Worked during two Days, but no Employment Contract

Year of publication

2020


Edition number

406


Reference

Court of Appeal, Amsterdam, November 24, 2020,ECLI:NL:GHAMS:2020:3247


Decision

Since there was no agreement about the duration of the employment contract, a worker who had started working before the submitted written employment contract was signed did not work under a verbal employment contract.

A candidate had applied for the position of driver for a transport company.
On Friday 18 October 2019, an interview took place. Subsequently, the transport company sent an e-mail message, stating that he would be offered a contract on the basis of a specified wage scale, an additional € 70 for coffee, and a travel allowance. The offer further mentioned that the first month of the initial contract would be a probationary period beginning on Monday, October 21, 2019 at 12:00 PM. The driver actually started his work at this time, although he had not signed a contract yet. The contract was ready, but it had not been signed at the time because the driver had immediately started working.
On Tuesday, October 22, 2019, during the day, the driver received a written employment contract. It stated that the employment contract was entered into for a period of seven months with a one month probationary period and that the employment contract was not covered by a CLA. In the night of Tuesday to Wednesday 23 October 2019, the driver sent an e-mail to the transport company stating that he did not intend to sign the employment contract, because he did not agree that the CLA for professional road hauliers did not apply. The driver stated that, as a consequence, he would miss out on travel and subsistence allowance and on three holidays. Furthermore, the salary would be slightly more under the CLA. The driver spoke of an unfairly restrictive contract that already would deprive him of all of his rights in advance.
In the morning of Wednesday 23 October 2019, a meeting took place between the transport company and the driver.

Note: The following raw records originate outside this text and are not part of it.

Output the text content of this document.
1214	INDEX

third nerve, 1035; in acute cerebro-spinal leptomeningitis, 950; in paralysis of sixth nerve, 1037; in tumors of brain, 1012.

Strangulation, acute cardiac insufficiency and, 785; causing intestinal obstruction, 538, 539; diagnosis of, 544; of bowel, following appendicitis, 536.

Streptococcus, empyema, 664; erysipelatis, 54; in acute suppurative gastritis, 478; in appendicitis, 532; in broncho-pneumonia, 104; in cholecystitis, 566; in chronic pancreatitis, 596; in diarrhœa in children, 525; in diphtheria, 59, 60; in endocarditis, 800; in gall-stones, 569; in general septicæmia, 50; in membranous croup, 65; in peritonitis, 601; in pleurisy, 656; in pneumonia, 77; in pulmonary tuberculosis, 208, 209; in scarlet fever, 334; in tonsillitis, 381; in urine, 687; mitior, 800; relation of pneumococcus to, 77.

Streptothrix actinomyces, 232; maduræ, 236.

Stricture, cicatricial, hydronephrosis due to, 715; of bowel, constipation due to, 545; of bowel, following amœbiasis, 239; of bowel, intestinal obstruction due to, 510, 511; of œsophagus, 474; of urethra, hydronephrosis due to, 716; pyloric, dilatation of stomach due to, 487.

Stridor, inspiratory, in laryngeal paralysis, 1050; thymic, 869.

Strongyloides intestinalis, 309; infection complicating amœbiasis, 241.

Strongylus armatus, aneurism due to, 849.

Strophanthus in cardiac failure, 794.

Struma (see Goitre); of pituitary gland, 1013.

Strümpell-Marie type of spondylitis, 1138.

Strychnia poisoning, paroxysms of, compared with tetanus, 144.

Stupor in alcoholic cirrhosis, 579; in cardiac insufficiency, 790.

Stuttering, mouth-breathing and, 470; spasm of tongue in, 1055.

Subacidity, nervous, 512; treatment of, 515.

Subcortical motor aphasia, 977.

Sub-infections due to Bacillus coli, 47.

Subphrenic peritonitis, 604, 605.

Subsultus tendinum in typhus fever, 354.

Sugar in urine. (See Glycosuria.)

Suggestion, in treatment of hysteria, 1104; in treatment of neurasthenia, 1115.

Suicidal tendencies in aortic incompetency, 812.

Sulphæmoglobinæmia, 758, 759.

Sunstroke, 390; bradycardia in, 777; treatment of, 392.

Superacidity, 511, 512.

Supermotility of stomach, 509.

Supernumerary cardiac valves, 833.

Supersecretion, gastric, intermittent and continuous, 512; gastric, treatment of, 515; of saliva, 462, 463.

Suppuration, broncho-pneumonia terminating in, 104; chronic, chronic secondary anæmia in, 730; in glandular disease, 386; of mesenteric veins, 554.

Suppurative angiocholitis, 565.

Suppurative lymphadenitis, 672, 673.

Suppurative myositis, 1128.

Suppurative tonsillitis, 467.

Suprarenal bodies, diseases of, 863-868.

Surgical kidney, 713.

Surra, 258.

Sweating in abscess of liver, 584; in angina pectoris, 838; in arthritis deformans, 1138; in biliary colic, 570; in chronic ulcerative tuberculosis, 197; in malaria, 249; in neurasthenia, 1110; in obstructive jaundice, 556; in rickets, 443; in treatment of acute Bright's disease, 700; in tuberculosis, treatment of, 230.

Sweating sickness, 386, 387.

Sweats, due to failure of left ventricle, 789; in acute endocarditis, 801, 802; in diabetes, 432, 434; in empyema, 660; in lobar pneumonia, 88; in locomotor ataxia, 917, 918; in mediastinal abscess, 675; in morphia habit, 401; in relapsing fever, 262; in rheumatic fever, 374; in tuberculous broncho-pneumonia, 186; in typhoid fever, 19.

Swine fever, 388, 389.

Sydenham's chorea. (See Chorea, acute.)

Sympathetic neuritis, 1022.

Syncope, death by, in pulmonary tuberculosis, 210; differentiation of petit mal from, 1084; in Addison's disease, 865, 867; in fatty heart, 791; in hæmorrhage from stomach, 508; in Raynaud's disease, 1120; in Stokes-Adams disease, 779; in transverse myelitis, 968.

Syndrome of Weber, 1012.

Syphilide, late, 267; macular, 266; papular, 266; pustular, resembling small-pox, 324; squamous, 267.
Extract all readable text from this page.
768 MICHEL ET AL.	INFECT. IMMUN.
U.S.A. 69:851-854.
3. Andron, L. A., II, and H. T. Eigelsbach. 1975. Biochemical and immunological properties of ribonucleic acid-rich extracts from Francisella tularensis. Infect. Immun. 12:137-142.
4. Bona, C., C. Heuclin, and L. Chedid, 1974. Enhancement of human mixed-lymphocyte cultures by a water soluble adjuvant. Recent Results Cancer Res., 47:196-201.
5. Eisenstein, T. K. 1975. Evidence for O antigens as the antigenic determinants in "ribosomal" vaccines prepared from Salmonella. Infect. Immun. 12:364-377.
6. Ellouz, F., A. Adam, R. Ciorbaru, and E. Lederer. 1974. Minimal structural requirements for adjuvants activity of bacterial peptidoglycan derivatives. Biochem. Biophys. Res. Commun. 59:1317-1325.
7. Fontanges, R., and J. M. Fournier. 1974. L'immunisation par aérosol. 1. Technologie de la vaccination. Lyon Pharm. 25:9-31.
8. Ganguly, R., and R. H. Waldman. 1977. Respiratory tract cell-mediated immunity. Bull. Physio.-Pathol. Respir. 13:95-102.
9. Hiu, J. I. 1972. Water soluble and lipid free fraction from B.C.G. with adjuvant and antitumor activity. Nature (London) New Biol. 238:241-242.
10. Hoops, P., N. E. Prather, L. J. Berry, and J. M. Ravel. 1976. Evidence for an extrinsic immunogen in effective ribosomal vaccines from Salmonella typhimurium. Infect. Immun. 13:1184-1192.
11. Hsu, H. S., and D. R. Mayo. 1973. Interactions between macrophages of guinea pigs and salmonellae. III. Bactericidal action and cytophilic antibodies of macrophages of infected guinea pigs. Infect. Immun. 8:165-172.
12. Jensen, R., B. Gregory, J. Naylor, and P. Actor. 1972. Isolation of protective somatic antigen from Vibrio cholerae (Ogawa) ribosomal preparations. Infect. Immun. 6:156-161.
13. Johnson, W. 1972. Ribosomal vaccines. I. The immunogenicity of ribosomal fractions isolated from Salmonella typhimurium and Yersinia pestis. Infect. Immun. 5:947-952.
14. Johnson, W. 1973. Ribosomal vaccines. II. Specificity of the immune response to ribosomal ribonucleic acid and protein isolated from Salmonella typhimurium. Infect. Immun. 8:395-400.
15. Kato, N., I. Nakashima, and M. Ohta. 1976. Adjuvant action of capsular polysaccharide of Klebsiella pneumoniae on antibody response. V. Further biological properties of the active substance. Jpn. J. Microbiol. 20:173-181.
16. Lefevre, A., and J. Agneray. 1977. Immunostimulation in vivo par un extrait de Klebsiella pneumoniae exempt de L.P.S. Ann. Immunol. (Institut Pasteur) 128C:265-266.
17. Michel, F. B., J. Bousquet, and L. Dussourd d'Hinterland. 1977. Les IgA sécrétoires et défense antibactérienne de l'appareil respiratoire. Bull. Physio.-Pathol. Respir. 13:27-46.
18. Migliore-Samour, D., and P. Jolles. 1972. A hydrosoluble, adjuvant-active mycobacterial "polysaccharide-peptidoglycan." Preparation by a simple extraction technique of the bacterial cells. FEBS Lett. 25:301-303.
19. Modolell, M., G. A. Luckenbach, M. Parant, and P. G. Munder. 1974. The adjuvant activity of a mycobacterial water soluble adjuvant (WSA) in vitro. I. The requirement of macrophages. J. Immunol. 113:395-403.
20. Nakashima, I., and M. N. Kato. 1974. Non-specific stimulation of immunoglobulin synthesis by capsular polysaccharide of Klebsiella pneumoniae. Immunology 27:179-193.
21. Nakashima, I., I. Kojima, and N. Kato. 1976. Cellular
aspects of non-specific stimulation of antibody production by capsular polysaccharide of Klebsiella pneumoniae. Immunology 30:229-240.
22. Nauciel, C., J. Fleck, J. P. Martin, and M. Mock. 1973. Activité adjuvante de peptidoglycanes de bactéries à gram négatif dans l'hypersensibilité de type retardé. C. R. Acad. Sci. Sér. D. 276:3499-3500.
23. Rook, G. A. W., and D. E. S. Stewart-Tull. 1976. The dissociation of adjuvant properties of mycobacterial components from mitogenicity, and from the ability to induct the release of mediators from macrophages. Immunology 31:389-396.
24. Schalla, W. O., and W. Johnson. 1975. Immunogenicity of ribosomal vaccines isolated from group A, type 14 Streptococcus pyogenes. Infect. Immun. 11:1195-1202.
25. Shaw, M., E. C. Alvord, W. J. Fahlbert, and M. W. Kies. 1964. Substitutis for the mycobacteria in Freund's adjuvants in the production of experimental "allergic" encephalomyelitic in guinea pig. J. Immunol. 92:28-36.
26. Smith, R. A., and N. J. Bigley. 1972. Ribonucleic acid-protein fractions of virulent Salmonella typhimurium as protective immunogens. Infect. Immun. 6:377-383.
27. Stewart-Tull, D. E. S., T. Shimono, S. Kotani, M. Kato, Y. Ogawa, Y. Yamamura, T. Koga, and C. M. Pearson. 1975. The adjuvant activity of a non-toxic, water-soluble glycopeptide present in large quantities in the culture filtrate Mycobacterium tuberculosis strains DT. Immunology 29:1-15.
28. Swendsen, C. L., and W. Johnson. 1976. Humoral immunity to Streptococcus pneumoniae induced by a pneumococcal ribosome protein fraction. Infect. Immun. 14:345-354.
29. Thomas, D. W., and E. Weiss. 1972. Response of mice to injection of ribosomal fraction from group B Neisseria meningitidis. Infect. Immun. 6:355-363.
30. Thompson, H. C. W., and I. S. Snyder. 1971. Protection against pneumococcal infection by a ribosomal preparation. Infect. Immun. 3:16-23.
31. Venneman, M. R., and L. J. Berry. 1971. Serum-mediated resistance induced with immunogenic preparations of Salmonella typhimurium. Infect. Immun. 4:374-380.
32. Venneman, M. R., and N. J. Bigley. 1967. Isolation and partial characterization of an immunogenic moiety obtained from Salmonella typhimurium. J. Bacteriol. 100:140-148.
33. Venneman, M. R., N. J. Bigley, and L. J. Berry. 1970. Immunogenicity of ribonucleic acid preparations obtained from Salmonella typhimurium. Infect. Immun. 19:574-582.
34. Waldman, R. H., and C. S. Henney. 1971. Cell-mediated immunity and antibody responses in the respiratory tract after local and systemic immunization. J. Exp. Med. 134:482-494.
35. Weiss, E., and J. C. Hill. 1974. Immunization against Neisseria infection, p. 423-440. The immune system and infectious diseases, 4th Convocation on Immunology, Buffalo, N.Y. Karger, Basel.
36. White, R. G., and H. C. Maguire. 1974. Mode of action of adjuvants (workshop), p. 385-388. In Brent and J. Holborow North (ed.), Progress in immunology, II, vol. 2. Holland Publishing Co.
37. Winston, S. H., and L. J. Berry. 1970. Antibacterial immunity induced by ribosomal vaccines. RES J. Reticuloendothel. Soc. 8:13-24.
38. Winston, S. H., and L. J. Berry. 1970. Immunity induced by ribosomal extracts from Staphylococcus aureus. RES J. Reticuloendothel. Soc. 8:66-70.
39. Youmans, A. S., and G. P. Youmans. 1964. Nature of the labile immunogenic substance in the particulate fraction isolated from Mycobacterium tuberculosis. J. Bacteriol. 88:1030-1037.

In this meeting, the driver stated that the probationary period in the employment contract was not legally valid, because a probation clause should be laid down before an employment may commence. In the end, the transport company indicated that it did not want to use the driver’s services any longer. Then, the driver announced that he would remain available to perform work and sent another e-mail message stating that there actually was an employment contract without a probationary period. Later that week, the driver sent an insulting e-mail message to the transport company, accusing the transport company of malpractice and stating that the unions, after he had contacted them, intended to investigate the transport company’s non-compliance with the CLA.
The driver also stated that he considered filing charges with the Public Prosecutor of deliberate non-compliance with the CLA, which according to the driver constitutes a crime.

The Sub-district Court rejected the driver’s claim for re-employment and wage payment, as well as the subsidiary claim in which the driver had claimed both compensation owing to the irregular termination of the employment contract and equitable remuneration. When the driver appealed to the Court of Appeal, it was this Court that had to rule on the question of whether an employment contract had been entered into and, if so, whether it included a valid probationary period.

First of all, the Court of Appeal stated that the driver had not accepted a number of essential parts of the written employment contract that was handed to him, such as the probationary period and the inapplicability of the CLA. The Court of Appeal’s conclusion was that, anyway, no agreement had been reached between the parties on the basis of the written employment contract. The Court of Appeal answered the question of whether oral agreement had been reached on the essential elements of the employment contract, such as the position, the salary, the commencement date and the duration of the contract, by anwering the question whether there had been an offer and an acceptance. On this question, the Court concluded that the duration of the employment contract (for an undefined or for a definite period) had not been discussed during the interview on Friday 18 October 2019. The transport company’s offer as it was included in the written contract had not been accepted by the driver and, later even, explicitly rejected. According to the Court, this implied that no employment contract had been created. According to the Court of Appeal, this employment contract had not arisen either as a result of the fact that the driver had worked for two days, since agreement on the basis for that work was lacking as well. Since no employment contract had been entered into, it had not been terminated either. Since the driver's claims were based on the existence of an employment contract and -as for the subsidiary part of the claims- on the termination thereof, the Court of Appeal rejected the driver's claims as well.


Comments

In its decision, the Court of Appeal does not address the Supreme Court’s judgment on 6 November 2020 with regard to the question of what role the parties’ intention plays in the question whether or not an agreement is an employment contract within the meaning of the law. It is certain that the Court of Appeal knew this decision. One of the judges who delivered the judgment was not only a judge, but also a Professor of Labour Law who wrote an annotation on this particular Supreme Court’s judgment prior to the date when the decision was delivered.
According to the judgment of the Supreme Court, the first thing Courts have to do is determining the content of the agreement on the basis of the parties’ mutual expectations, and subsequently determining, without taking the parties’ intentions into account, whether or not the agreement with the thus established content has the characteristics of an employment contract.